The default value is 100.

The next two settings are intended for controlling the pull-up effect, i.e. how the objects are moved to their original positions.

Kinematic stiffness
Sets the strength used to pull the physics assistant to the original animation.

Kinematic damping
Sets how fast the pull-up effect should fade.

Translation air damping
Enabling this option limits the global translation speed, as if wind resistance slows it down.
Disabling this option limits the local speed in relation to the parent object instead.

Rotation air damping
Same, but for the rotation speed.

Settings for Point Controllers

You can also manually adjust how Spring Secondary Motion should work with any individual Point Controller. This can be done using parameters found on the Object properties panel, under the Spring Secondary Motion tab (this tab is specific to Point Controllers):

Joint profile
This switch defines the method used to change the objects' positions:

  • Dynamic means that the objects are moved by applying physical force to them. Objects accelerate in proportion to their masses and the force applied.
  • In the Kinematic mode the objects follow their local movements in the original animation.
    • If Kinematic is used for the entirety of the Timeline, the objects' movements would coincide with their movements in the original.
    • If a Kinematic interval follows a Dynamic interval, the tool would try to pull up the objects to their original positions on the respective frames.
    • This motion does not involve forces, masses etc.

Rotation stiffness
Controls the amplitude and the frequency of the oscillations that make up rotation part of the spring secondary motion.

Rotation damping
Defines how fast rotation should fade.
Increasing this value accelerates the fading.
If the value is equal to the Rotation stiffness, oscillations fade out evenly; if it is lower, the objects oscillate more; if it is higher, oscillations stop quickly.

Translation stiffness
Controls the amplitude and frequency of the oscillations that make up secondary motion effect.
Increasing this value decreases the amplitude and increases frequency.

Translation damping
Controls how fast the oscillation should fade.
Works on the same principle as Rotation damping described above.

Global rotation matching
If this is enabled, rotation is performed in Global space.
Otherwise, it uses Local space instead.

Global translation matching
Same as above, but for translation.

Pull up Settings

The final two settings are intended for controlling the pull-up effect, i.e. how the objects are moved to their original positions on intervals with the Kinematic setting enabled.

Pull up stiffness
Sets the strength used to pull the physics assistant to the original animation.

Pull up damping
Sets how fast the pull-up effect should fade.
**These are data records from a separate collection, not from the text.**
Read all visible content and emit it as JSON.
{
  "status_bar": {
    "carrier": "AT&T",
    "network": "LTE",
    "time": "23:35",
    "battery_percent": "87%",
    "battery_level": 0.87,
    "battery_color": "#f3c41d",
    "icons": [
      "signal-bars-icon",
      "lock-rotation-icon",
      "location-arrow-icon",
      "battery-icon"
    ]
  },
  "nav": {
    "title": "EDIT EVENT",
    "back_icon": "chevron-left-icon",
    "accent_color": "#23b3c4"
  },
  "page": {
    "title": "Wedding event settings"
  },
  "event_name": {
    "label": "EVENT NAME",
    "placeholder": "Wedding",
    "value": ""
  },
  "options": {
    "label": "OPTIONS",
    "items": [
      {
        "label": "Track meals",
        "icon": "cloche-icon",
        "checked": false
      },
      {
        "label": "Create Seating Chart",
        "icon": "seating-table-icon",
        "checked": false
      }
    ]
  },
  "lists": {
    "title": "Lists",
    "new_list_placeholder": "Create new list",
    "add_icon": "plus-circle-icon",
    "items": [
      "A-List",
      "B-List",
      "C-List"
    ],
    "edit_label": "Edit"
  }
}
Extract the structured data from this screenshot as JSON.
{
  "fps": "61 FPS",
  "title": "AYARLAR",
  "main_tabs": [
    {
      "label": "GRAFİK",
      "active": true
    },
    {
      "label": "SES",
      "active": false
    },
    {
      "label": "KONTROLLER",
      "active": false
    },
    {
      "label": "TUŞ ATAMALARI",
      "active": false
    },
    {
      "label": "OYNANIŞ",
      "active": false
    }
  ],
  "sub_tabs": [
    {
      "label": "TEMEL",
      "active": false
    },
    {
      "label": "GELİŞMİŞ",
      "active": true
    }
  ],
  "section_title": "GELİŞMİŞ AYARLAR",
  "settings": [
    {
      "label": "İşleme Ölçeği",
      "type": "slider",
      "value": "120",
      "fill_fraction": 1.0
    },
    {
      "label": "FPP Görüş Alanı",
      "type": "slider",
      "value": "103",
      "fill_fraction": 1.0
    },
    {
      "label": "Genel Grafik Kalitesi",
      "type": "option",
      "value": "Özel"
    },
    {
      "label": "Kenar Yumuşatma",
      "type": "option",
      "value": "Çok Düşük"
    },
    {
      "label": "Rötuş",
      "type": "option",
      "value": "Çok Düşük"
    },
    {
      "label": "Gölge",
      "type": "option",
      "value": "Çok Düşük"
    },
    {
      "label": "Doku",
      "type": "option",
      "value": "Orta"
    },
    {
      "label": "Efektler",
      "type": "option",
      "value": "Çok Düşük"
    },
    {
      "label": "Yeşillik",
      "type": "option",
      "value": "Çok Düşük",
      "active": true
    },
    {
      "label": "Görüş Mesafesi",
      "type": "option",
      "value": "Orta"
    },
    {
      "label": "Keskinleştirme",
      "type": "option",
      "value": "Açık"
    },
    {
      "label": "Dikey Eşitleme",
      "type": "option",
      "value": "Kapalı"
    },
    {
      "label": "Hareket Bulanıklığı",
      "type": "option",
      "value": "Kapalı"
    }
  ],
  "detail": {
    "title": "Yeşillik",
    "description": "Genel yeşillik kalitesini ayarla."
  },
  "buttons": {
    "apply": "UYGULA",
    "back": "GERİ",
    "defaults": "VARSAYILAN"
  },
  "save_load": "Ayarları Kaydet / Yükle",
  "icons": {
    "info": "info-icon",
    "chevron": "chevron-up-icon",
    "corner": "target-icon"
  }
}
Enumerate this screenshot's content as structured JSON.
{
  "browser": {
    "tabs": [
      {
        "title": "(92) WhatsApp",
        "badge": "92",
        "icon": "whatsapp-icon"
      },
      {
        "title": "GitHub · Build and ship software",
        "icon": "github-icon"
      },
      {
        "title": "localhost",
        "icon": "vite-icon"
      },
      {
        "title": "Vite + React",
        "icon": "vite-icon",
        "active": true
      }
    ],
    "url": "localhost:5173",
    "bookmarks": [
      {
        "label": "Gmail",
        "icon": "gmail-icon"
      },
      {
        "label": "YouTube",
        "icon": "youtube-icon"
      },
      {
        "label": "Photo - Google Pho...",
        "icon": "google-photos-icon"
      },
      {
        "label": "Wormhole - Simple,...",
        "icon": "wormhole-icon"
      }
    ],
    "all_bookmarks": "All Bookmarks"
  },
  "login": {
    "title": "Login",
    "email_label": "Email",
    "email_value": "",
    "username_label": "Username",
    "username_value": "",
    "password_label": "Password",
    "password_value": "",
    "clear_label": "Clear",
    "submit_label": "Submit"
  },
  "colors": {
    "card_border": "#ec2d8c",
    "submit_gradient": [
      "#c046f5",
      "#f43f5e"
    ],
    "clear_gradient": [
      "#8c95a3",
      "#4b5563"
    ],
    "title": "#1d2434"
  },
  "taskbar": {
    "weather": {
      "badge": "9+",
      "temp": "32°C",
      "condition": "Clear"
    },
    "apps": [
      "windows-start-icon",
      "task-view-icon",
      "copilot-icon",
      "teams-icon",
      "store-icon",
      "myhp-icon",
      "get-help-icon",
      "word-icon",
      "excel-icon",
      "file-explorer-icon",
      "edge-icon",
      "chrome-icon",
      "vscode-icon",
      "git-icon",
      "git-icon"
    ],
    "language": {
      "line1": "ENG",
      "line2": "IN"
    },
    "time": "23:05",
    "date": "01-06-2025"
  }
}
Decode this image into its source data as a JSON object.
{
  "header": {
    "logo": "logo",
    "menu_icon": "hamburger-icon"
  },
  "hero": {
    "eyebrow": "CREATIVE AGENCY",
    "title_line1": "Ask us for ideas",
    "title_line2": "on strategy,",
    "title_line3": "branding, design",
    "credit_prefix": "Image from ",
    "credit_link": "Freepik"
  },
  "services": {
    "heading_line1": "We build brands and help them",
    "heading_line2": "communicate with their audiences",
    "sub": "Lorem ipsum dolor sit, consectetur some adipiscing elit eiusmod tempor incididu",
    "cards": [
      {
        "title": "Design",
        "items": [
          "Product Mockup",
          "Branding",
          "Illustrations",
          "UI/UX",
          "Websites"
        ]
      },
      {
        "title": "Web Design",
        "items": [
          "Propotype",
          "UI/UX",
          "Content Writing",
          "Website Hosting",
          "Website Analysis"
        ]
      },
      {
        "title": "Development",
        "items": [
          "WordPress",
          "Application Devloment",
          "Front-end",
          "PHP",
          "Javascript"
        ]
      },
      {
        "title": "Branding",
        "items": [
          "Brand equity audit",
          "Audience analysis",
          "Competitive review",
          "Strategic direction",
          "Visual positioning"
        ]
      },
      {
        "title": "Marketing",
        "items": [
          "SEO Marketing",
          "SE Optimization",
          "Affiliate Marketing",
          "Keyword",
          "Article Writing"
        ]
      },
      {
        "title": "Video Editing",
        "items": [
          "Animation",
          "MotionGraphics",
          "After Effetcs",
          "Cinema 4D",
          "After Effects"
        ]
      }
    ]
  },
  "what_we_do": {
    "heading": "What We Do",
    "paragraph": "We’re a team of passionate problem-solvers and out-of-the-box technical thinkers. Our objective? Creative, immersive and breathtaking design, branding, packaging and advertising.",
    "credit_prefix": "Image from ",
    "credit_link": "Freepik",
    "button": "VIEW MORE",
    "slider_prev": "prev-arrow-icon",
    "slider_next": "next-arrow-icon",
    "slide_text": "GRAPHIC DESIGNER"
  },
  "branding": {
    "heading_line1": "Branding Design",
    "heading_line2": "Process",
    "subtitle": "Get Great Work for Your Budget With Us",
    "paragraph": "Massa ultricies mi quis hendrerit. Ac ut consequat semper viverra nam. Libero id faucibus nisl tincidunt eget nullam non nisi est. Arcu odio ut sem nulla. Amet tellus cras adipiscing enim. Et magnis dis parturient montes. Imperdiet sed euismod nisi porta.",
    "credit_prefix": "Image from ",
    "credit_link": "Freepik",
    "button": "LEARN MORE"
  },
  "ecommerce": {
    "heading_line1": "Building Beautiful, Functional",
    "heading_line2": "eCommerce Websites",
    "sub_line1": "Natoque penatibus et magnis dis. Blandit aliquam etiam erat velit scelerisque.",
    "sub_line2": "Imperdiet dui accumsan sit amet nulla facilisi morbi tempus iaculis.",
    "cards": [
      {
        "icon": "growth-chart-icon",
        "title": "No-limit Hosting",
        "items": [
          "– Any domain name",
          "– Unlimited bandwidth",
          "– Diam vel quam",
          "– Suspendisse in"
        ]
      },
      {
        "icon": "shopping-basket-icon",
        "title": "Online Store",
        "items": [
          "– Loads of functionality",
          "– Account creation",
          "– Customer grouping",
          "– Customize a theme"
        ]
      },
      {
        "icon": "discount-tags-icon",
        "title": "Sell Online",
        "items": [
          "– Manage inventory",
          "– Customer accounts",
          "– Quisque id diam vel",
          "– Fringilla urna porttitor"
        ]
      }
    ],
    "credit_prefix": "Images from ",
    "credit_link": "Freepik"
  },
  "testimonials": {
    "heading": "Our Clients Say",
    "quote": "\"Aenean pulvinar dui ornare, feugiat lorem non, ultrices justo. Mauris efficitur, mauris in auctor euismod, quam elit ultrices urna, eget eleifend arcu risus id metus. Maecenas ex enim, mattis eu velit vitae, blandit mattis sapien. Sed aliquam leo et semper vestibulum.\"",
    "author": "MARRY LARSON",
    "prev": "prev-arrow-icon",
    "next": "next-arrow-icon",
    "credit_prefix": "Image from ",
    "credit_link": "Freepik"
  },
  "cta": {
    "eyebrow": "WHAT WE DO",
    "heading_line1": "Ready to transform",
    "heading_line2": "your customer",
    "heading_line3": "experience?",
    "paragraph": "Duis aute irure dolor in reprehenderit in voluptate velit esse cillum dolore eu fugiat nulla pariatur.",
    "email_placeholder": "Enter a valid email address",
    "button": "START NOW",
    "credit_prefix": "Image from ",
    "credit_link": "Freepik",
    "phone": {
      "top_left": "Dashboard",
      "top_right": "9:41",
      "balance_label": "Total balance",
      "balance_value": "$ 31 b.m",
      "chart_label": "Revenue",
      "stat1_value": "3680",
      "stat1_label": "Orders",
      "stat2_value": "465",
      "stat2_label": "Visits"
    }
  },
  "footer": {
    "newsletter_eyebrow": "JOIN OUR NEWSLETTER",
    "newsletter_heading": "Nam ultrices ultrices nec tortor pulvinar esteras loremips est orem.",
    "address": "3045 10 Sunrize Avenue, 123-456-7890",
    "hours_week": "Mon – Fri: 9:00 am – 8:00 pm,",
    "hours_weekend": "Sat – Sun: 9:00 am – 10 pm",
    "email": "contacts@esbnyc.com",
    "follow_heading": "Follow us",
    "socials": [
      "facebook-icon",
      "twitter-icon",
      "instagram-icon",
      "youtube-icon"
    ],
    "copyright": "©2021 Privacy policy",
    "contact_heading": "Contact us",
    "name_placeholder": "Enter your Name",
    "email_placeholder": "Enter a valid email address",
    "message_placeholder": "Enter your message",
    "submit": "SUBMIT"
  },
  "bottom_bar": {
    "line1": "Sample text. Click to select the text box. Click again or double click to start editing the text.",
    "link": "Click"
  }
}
Aside from these parameters, Secondary Motion is affected by the Gravity setting. The same set of settings with different Gravity values would produce different results.

Examples

The effects these parameters have on the animation can be better understood by seeing them in action:


1. Here, Translation damping is set to 1, while every other parameter is 0. Gravity causes the arm to fall down and wave.


2. If we increase the Rotation damping value to 10, the arm's osicllation quickly fades away.


3. Increased Rotation stiffness (to 50) causes the arm to keep closer to its original position, although oscillation still happens.


4. Setting Translation damping to 10 instead of 1 causes the whole motion to become slower and less pronounced, as if the environment has become more dense.


5. Finally here the parameters for the arm are the same as in the previous example, but the hand has increased Translation stiffness (15).
Because of this, the hand 'tries' to keep its original position and sort of drags the entire arm after it.